Published February 07, 2007 10:32 am - John Mullen, who calls himself “The Village Idiot” wrote a column in the Jan. 22, Port Arthur News. It was titled, “Life’s A Big Gamble.” He confesses to losing lots of money at Las Vegas by gambling. ...
Life not a gamble
Paul Burris
The Port Arthur News
John Mullen, who calls himself “The Village Idiot” wrote a column in the Jan. 22, Port Arthur News. It was titled, “Life’s A Big Gamble.” He confesses to losing lots of money at Las Vegas by gambling.
At the risk of being accused of having a “Superior Twinge,” as Mullen puts it, I disagree that “Life Is A Big Gamble.”

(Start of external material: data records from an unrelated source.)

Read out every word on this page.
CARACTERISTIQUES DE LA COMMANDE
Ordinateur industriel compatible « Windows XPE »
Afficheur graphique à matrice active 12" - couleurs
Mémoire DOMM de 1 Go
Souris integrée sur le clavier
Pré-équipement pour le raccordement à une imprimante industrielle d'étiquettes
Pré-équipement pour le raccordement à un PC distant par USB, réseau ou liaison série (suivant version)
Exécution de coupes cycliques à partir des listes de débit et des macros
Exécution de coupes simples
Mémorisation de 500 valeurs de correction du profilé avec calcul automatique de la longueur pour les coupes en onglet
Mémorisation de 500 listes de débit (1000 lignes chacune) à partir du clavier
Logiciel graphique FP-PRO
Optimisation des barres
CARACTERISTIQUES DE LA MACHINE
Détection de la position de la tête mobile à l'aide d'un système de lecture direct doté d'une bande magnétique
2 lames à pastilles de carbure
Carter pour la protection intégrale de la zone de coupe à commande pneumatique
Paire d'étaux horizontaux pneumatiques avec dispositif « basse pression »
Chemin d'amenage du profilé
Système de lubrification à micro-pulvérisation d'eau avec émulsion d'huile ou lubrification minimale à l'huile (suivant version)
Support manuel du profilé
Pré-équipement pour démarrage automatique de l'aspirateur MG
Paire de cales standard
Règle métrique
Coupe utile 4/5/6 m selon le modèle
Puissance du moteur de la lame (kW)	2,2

The necessary things in this life are not a gamble. To explain the nuance, a gamble is an unnecessary risk. Life is a necessary risk. For example, we drive to work every day, traveling over the most dangerous places in our country (our streets and highways). This is necessary: “If any would not work, neither should he eat.”
Mullen then also seeks to justify gambling by reference to other foolish ways of spending money. That does not hold water.
Isaiah asks the rhetorical question, “Wherefore do ye spend money for that which is not bread? And your labor for that which satisfied not?” He then adds, “. . . Hearken diligently unto me, and eat ye that which is good. And let your soul delight itself in fatness.”
Gambling has a cause. That cause is covetousness. A desire to take from another what belongs to him, but without working for it. And that is the definition of stealing.
Paul The Tentmaker wrote, “Let him that stole steal no more: but rather let him labor, working with his hands the thing that is good, that he may have to give to him that needeth.”